例えばnpmを利用している場合は、以下のような記述でキャッシュを作成、利用する事が可能です。

- uses: actions/cache@v2
  id: cache
  with:
    path: node_modules
    key: ${{ runner.os }}-${{ hashFiles('**/package-lock.json') }}
- name: Install dependencies
  if: steps.cache.outputs.cache-hit != 'true'
  run: npm ci

CIの実行対象となるファイルを絞り込む

GitHub Actionsではworkflowを実行するタイミングを指定する事が可能です。

Unit Testを実行するタイミングとしては、プルリクエストが作成、更新されたタイミングになるかと思います。

実行タイミングに on: pull_request を指定していることをよく見かけますが、これは非常に効率が悪いと考えています。

on: pull_request

なぜならば、READMEの更新だけであればUnit Testを実行する必要がないからです。

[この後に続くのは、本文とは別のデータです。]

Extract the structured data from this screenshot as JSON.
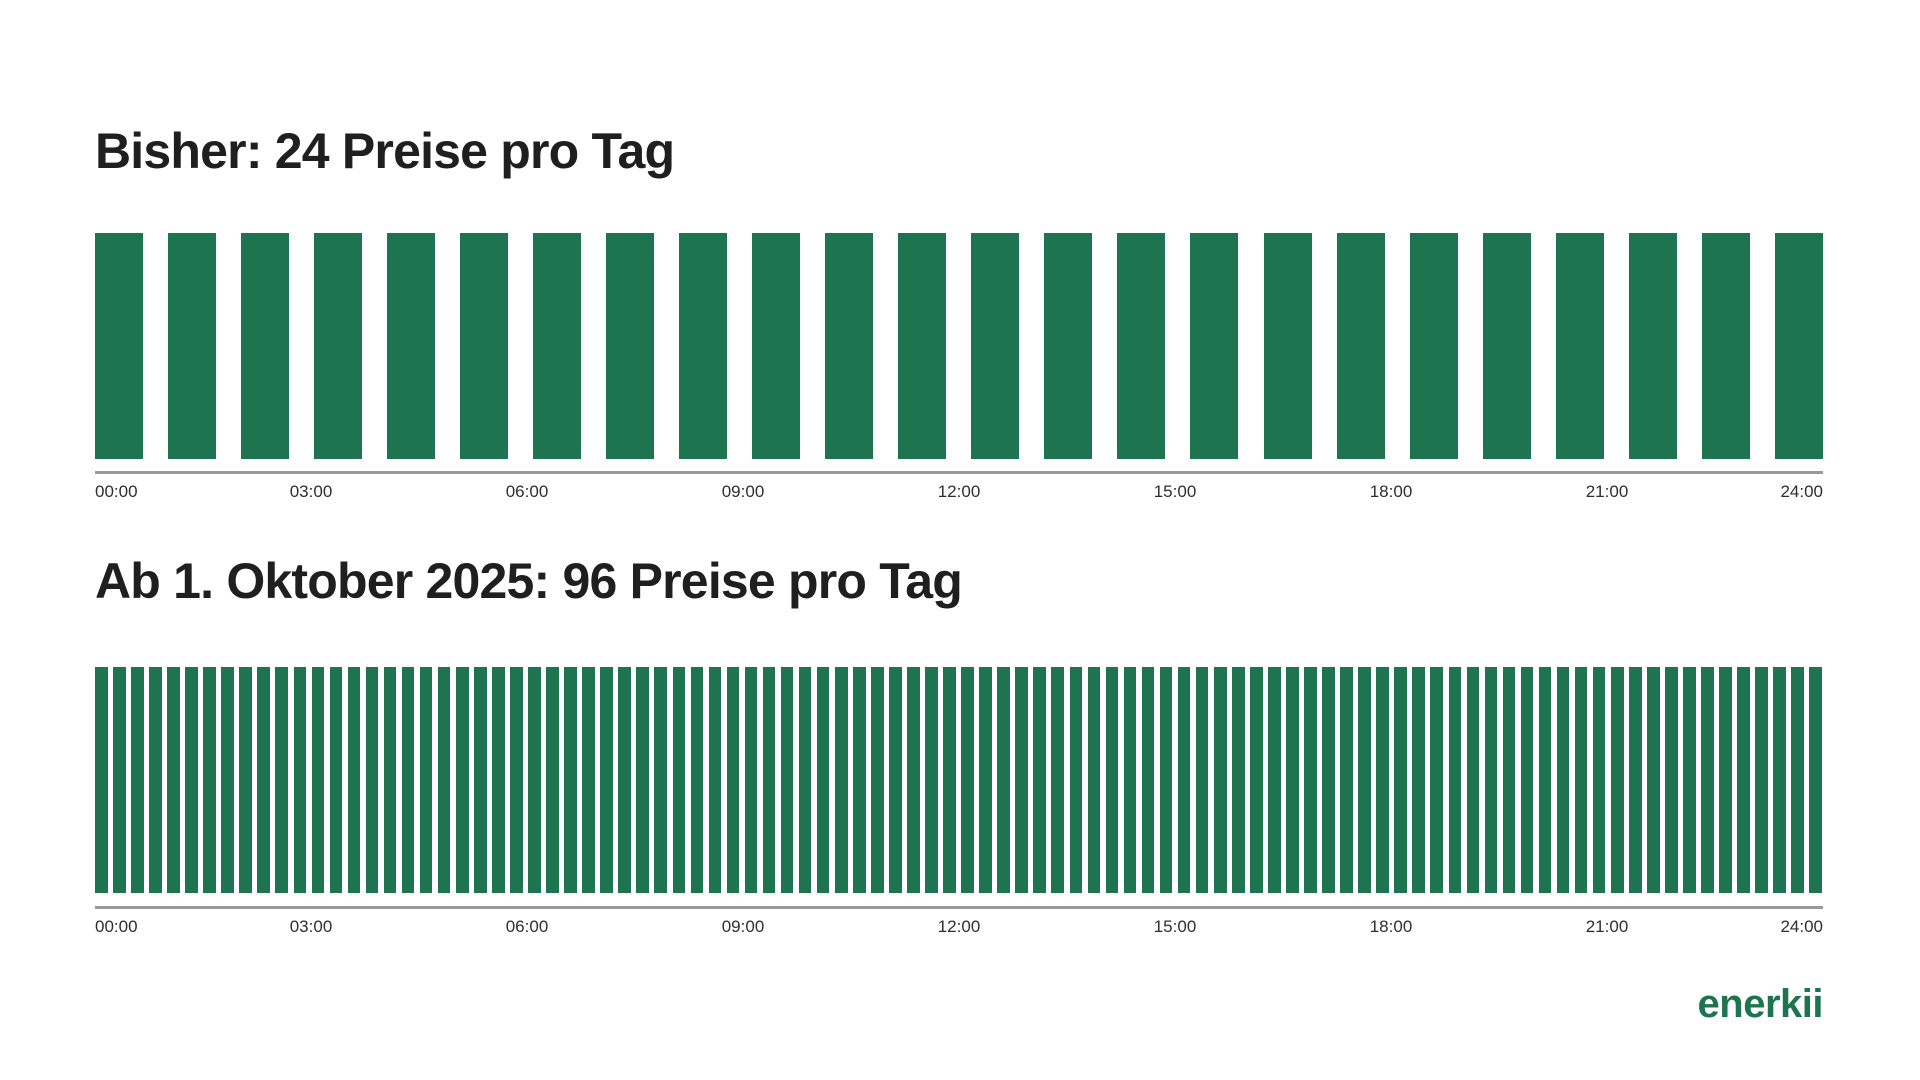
{
  "page": {
    "background_color": "#ffffff"
  },
  "accent_color": "#1E7450",
  "charts": [
    {
      "title": "Bisher: 24 Preise pro Tag",
      "bar_count": 24,
      "bar_color": "#1E7450",
      "axis_line_color": "#9a9a9a",
      "tick_labels": [
        "00:00",
        "03:00",
        "06:00",
        "09:00",
        "12:00",
        "15:00",
        "18:00",
        "21:00",
        "24:00"
      ]
    },
    {
      "title": "Ab 1. Oktober 2025: 96 Preise pro Tag",
      "bar_count": 96,
      "bar_color": "#1E7450",
      "axis_line_color": "#9a9a9a",
      "tick_labels": [
        "00:00",
        "03:00",
        "06:00",
        "09:00",
        "12:00",
        "15:00",
        "18:00",
        "21:00",
        "24:00"
      ]
    }
  ],
  "chart_data": [
    {
      "type": "bar",
      "title": "Bisher: 24 Preise pro Tag",
      "bar_count": 24,
      "interval_minutes": 60,
      "uniform_bar_height": 1,
      "x_range_hours": [
        0,
        24
      ],
      "x_tick_labels": [
        "00:00",
        "03:00",
        "06:00",
        "09:00",
        "12:00",
        "15:00",
        "18:00",
        "21:00",
        "24:00"
      ],
      "bar_color": "#1E7450",
      "grid": false,
      "legend": false,
      "y_axis_shown": false
    },
    {
      "type": "bar",
      "title": "Ab 1. Oktober 2025: 96 Preise pro Tag",
      "bar_count": 96,
      "interval_minutes": 15,
      "uniform_bar_height": 1,
      "x_range_hours": [
        0,
        24
      ],
      "x_tick_labels": [
        "00:00",
        "03:00",
        "06:00",
        "09:00",
        "12:00",
        "15:00",
        "18:00",
        "21:00",
        "24:00"
      ],
      "bar_color": "#1E7450",
      "grid": false,
      "legend": false,
      "y_axis_shown": false
    }
  ],
  "footer": {
    "logo_text": "enerkii",
    "logo_color": "#1E7450"
  }
}
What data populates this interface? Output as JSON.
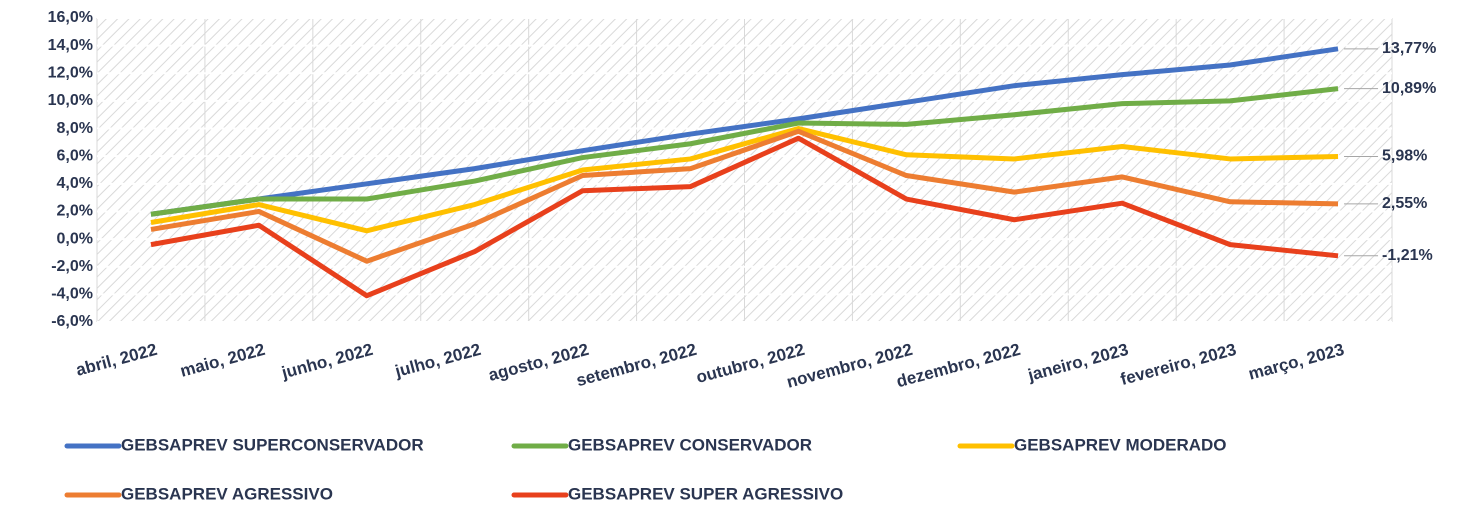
{
  "chart_data": {
    "type": "line",
    "categories": [
      "abril, 2022",
      "maio, 2022",
      "junho, 2022",
      "julho, 2022",
      "agosto, 2022",
      "setembro, 2022",
      "outubro, 2022",
      "novembro, 2022",
      "dezembro, 2022",
      "janeiro, 2023",
      "fevereiro, 2023",
      "março, 2023"
    ],
    "series": [
      {
        "name": "GEBSAPREV SUPERCONSERVADOR",
        "color": "#4472c4",
        "values": [
          1.8,
          2.9,
          4.0,
          5.1,
          6.4,
          7.6,
          8.7,
          9.9,
          11.1,
          11.9,
          12.6,
          13.77
        ],
        "value_labels": [
          null,
          null,
          null,
          null,
          null,
          null,
          null,
          null,
          null,
          null,
          null,
          "13,77%"
        ]
      },
      {
        "name": "GEBSAPREV CONSERVADOR",
        "color": "#70ad47",
        "values": [
          1.8,
          2.9,
          2.9,
          4.2,
          5.9,
          6.9,
          8.4,
          8.3,
          9.0,
          9.8,
          10.0,
          10.89
        ],
        "value_labels": [
          null,
          null,
          null,
          null,
          null,
          null,
          null,
          null,
          null,
          null,
          null,
          "10,89%"
        ]
      },
      {
        "name": "GEBSAPREV MODERADO",
        "color": "#ffc000",
        "values": [
          1.2,
          2.5,
          0.6,
          2.5,
          5.0,
          5.8,
          8.0,
          6.1,
          5.8,
          6.7,
          5.8,
          5.98
        ],
        "value_labels": [
          null,
          null,
          null,
          null,
          null,
          null,
          null,
          null,
          null,
          null,
          null,
          "5,98%"
        ]
      },
      {
        "name": "GEBSAPREV AGRESSIVO",
        "color": "#ed7d31",
        "values": [
          0.7,
          2.0,
          -1.6,
          1.1,
          4.6,
          5.1,
          7.8,
          4.6,
          3.4,
          4.5,
          2.7,
          2.55
        ],
        "value_labels": [
          null,
          null,
          null,
          null,
          null,
          null,
          null,
          null,
          null,
          null,
          null,
          "2,55%"
        ]
      },
      {
        "name": "GEBSAPREV SUPER AGRESSIVO",
        "color": "#e8401c",
        "values": [
          -0.4,
          1.0,
          -4.1,
          -0.9,
          3.5,
          3.8,
          7.3,
          2.9,
          1.4,
          2.6,
          -0.4,
          -1.21
        ],
        "value_labels": [
          null,
          null,
          null,
          null,
          null,
          null,
          null,
          null,
          null,
          null,
          null,
          "-1,21%"
        ]
      }
    ],
    "ylim": [
      -6,
      16
    ],
    "yticks": [
      {
        "value": -6,
        "label": "-6,0%"
      },
      {
        "value": -4,
        "label": "-4,0%"
      },
      {
        "value": -2,
        "label": "-2,0%"
      },
      {
        "value": 0,
        "label": "0,0%"
      },
      {
        "value": 2,
        "label": "2,0%"
      },
      {
        "value": 4,
        "label": "4,0%"
      },
      {
        "value": 6,
        "label": "6,0%"
      },
      {
        "value": 8,
        "label": "8,0%"
      },
      {
        "value": 10,
        "label": "10,0%"
      },
      {
        "value": 12,
        "label": "12,0%"
      },
      {
        "value": 14,
        "label": "14,0%"
      },
      {
        "value": 16,
        "label": "16,0%"
      }
    ],
    "grid": true,
    "legend": "bottom"
  }
}
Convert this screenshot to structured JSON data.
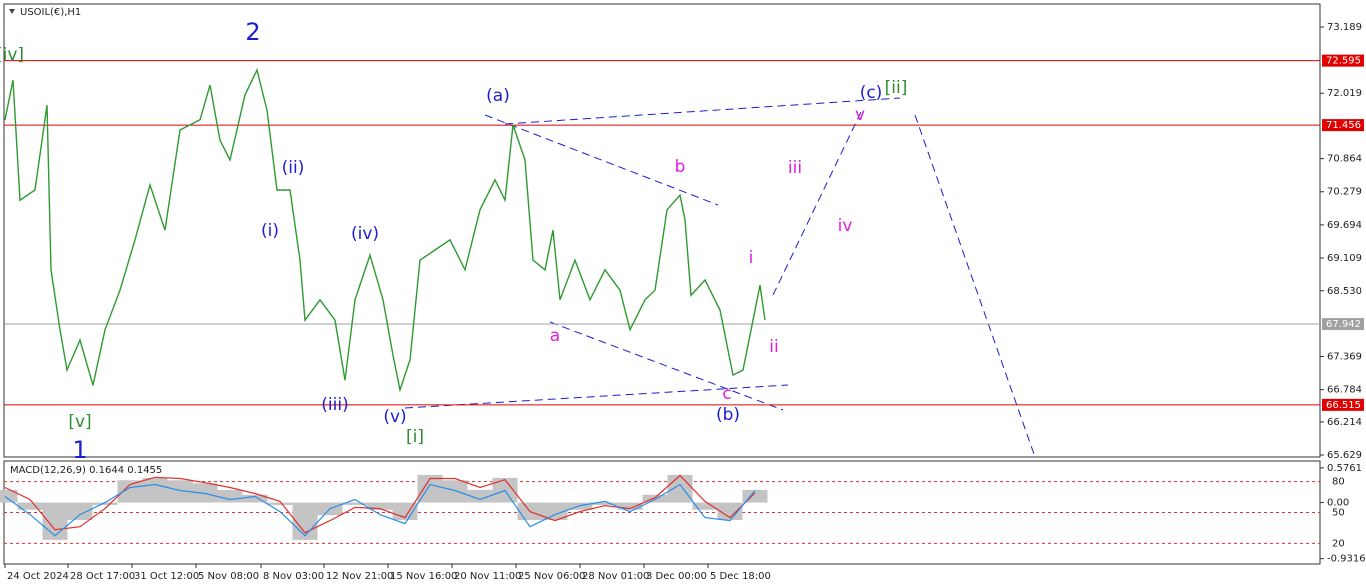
{
  "chart_data": [
    {
      "type": "line",
      "title": "USOIL(€),H1",
      "color": "#2f9a2f",
      "x": [
        0,
        8,
        15,
        30,
        42,
        46,
        55,
        62,
        75,
        88,
        100,
        115,
        130,
        145,
        160,
        175,
        195,
        205,
        215,
        225,
        240,
        252,
        262,
        272,
        285,
        295,
        300,
        315,
        330,
        340,
        350,
        365,
        378,
        388,
        395,
        405,
        415,
        430,
        445,
        460,
        475,
        490,
        500,
        508,
        520,
        528,
        540,
        548,
        555,
        570,
        585,
        600,
        615,
        625,
        640,
        650,
        662,
        675,
        680,
        686,
        700,
        715,
        728,
        738,
        748,
        755,
        760
      ],
      "values": [
        71.55,
        72.25,
        70.13,
        70.31,
        71.81,
        68.9,
        67.84,
        67.13,
        67.66,
        66.86,
        67.84,
        68.54,
        69.43,
        70.4,
        69.6,
        71.37,
        71.55,
        72.16,
        71.19,
        70.84,
        71.99,
        72.43,
        71.72,
        70.31,
        70.31,
        69.07,
        68.01,
        68.37,
        68.01,
        66.95,
        68.37,
        69.16,
        68.37,
        67.39,
        66.78,
        67.31,
        69.07,
        69.25,
        69.43,
        68.9,
        69.96,
        70.49,
        70.13,
        71.46,
        70.84,
        69.07,
        68.9,
        69.6,
        68.37,
        69.07,
        68.37,
        68.9,
        68.54,
        67.84,
        68.37,
        68.54,
        69.96,
        70.22,
        69.78,
        68.45,
        68.72,
        68.19,
        67.04,
        67.13,
        68.01,
        68.63,
        68.01
      ],
      "xlim": [
        -1,
        1315
      ],
      "ylim": [
        65.594,
        73.595
      ],
      "yticks": [
        73.189,
        72.019,
        70.864,
        70.279,
        69.694,
        69.109,
        {
          "value": 68.53,
          "label": "68.530"
        },
        67.369,
        66.784,
        66.214,
        65.629
      ],
      "levels": [
        {
          "value": 72.595,
          "color": "#e00000"
        },
        {
          "value": 71.456,
          "color": "#e00000"
        },
        {
          "value": 66.515,
          "color": "#e00000"
        },
        {
          "value": 67.942,
          "color": "#a0a0a0"
        }
      ],
      "annotations": [
        {
          "text": "2",
          "color": "#1c1cd0"
        },
        {
          "text": "[iv]",
          "color": "#2e8b2e"
        },
        {
          "text": "(ii)",
          "color": "#1c1cd0"
        },
        {
          "text": "(i)",
          "color": "#1c1cd0"
        },
        {
          "text": "(iv)",
          "color": "#1c1cd0"
        },
        {
          "text": "(iii)",
          "color": "#1c1cd0"
        },
        {
          "text": "(v)",
          "color": "#1c1cd0"
        },
        {
          "text": "[i]",
          "color": "#2e8b2e"
        },
        {
          "text": "[v]",
          "color": "#2e8b2e"
        },
        {
          "text": "1",
          "color": "#1c1cd0"
        },
        {
          "text": "(a)",
          "color": "#1c1cd0"
        },
        {
          "text": "b",
          "color": "#e020e0"
        },
        {
          "text": "a",
          "color": "#e020e0"
        },
        {
          "text": "c",
          "color": "#e020e0"
        },
        {
          "text": "(b)",
          "color": "#1c1cd0"
        },
        {
          "text": "i",
          "color": "#e020e0"
        },
        {
          "text": "ii",
          "color": "#e020e0"
        },
        {
          "text": "iii",
          "color": "#e020e0"
        },
        {
          "text": "iv",
          "color": "#e020e0"
        },
        {
          "text": "v",
          "color": "#e020e0"
        },
        {
          "text": "(c)",
          "color": "#1c1cd0"
        },
        {
          "text": "[ii]",
          "color": "#2e8b2e"
        }
      ]
    },
    {
      "type": "macd",
      "title": "MACD(12,26,9) 0.1644 0.1455",
      "x": [
        0,
        25,
        50,
        75,
        100,
        125,
        150,
        175,
        200,
        225,
        250,
        275,
        300,
        325,
        350,
        375,
        400,
        425,
        450,
        475,
        500,
        525,
        550,
        575,
        600,
        625,
        650,
        675,
        700,
        725,
        750
      ],
      "series": [
        {
          "color": "#c4c4c4",
          "style": "bar",
          "values": [
            0.21,
            -0.12,
            -0.62,
            -0.29,
            -0.04,
            0.37,
            0.41,
            0.37,
            0.32,
            0.21,
            0.13,
            -0.04,
            -0.62,
            -0.21,
            -0.04,
            -0.12,
            -0.29,
            0.46,
            0.37,
            0.21,
            0.41,
            -0.29,
            -0.29,
            -0.12,
            -0.04,
            -0.12,
            0.13,
            0.46,
            -0.12,
            -0.29,
            0.21
          ]
        },
        {
          "color": "#e03030",
          "style": "line",
          "values": [
            0.25,
            0.05,
            -0.45,
            -0.4,
            -0.1,
            0.3,
            0.42,
            0.4,
            0.33,
            0.25,
            0.15,
            0.02,
            -0.5,
            -0.3,
            -0.08,
            -0.1,
            -0.25,
            0.4,
            0.4,
            0.25,
            0.38,
            -0.15,
            -0.3,
            -0.15,
            -0.05,
            -0.1,
            0.08,
            0.45,
            0.02,
            -0.25,
            0.16
          ]
        },
        {
          "color": "#2a8ee8",
          "style": "line",
          "values": [
            0.1,
            -0.2,
            -0.55,
            -0.2,
            0.0,
            0.25,
            0.3,
            0.2,
            0.15,
            0.05,
            0.1,
            -0.15,
            -0.55,
            -0.1,
            0.05,
            -0.2,
            -0.35,
            0.3,
            0.2,
            0.05,
            0.2,
            -0.4,
            -0.2,
            -0.05,
            0.02,
            -0.15,
            0.05,
            0.3,
            -0.25,
            -0.3,
            0.2
          ]
        }
      ],
      "xlim": [
        -1,
        1315
      ],
      "ylim": [
        -1.02,
        0.69
      ],
      "yticks": [
        0.5761,
        {
          "value": 0,
          "label": "0.00"
        },
        -0.9316
      ],
      "y2lim": [
        0,
        100
      ],
      "y2ticks": [
        80,
        50,
        20
      ],
      "levels_color": "#e03030",
      "xticks": [
        {
          "value": 0,
          "label": "24 Oct 2024"
        },
        {
          "value": 63,
          "label": "28 Oct 17:00"
        },
        {
          "value": 127,
          "label": "31 Oct 12:00"
        },
        {
          "value": 191,
          "label": "5 Nov 08:00"
        },
        {
          "value": 256,
          "label": "8 Nov 03:00"
        },
        {
          "value": 319,
          "label": "12 Nov 21:00"
        },
        {
          "value": 383,
          "label": "15 Nov 16:00"
        },
        {
          "value": 447,
          "label": "20 Nov 11:00"
        },
        {
          "value": 511,
          "label": "25 Nov 06:00"
        },
        {
          "value": 575,
          "label": "28 Nov 01:00"
        },
        {
          "value": 639,
          "label": "3 Dec 00:00"
        },
        {
          "value": 703,
          "label": "5 Dec 18:00"
        }
      ]
    }
  ]
}
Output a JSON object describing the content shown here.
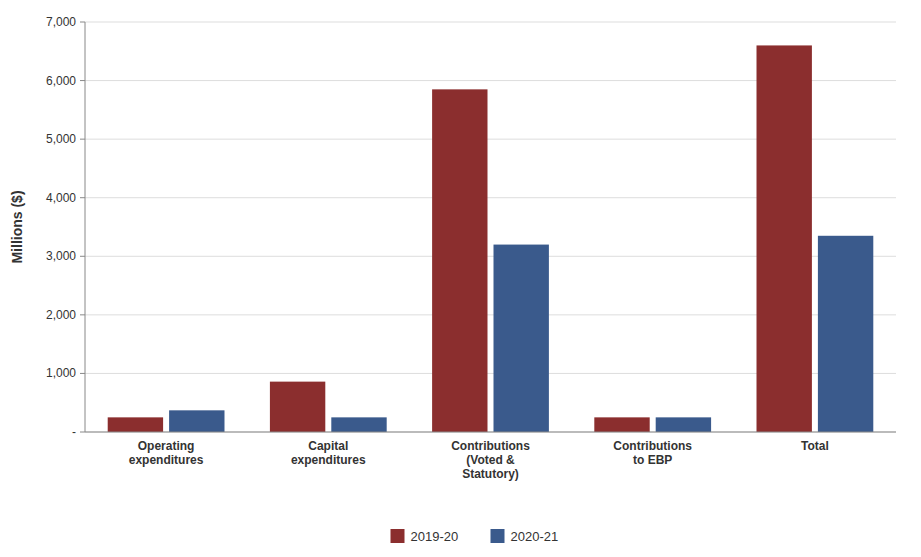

Unit Testを実行する必要があるファイルを洗い出して、 on: pullrequest: paths を利用してファイルを指定するようにしましょう。

on:
  pull_request:
    paths:
      - '.github/workflows/test.yaml'
      - 'src/**'
      - 'package.json'
      - 'package-lock.json'
      - 'test_split_files.sh'

これをすることによって、不要なUnit Testを実行する事がなくなり、GitHub Actionsの実行時間を節約する事が可能になります。

workflowを分割実行できるようにする

最後に紹介する手法は、workflowを分割実行する手法です。

GitHub Actionsには strategy: matrix という機能があり、これを利用することによってUnit Testの分割実行を実現させます。

strategy:
  fail-fast: false
  matrix:
    ci_node_total: [3]
    ci_node_index: [0, 1, 2]

今回はmatrixの部分に分割数を指定します。

そして実際にUnit Testを実行する部分で利用します。

- name: Run tests
  env:
    CI_NODE_TOTAL: ${{ matrix.ci_node_total }}
    CI_NODE_INDEX: ${{ matrix.ci_node_index }}
  run: |
    chmod +rx ./test_split_files.sh
    TEST_FILES="$(find ./src/__tests__ -type f -name "*.test.js" | xargs ./test_split_files.sh)"
    npm run test $TEST_FILES

ここは一つずつ解説していきます。

env の部分でmatrixに指定した分割数に関する情報を環境変数に設定します。

次に chmod でテスト対象のファイルを分割するシェルに実行権限を与えます。

実行権限を与えなかった場合、findやシェルの中でアクセス権限を持っていないテストファイルがあった場合、そのテストが実行対象から外れてしまう可能性が出てきます。

findで全テストファイルのリストを作成してシェルに渡し、シェルの中で分割数の情報に合致するテストファイルのリストを作成します。

例えばテストファイルが3つあり、分割数が3の場合、テストファイルを1つだけ実行するworkflowが3本並列でテストが実行されることになります。

最後に、分割数に合致したテストファイルの一覧をtestコマンドに渡し、workflowを分割してのUnit Testの実行を実現しています。

シェルの中身に関しては、サンプルリポジトリを参照してください。

この手法は、プログラム言語やフレームワークに依存することなく利用することが可能なので、非常に汎用性の高い手法だと思います。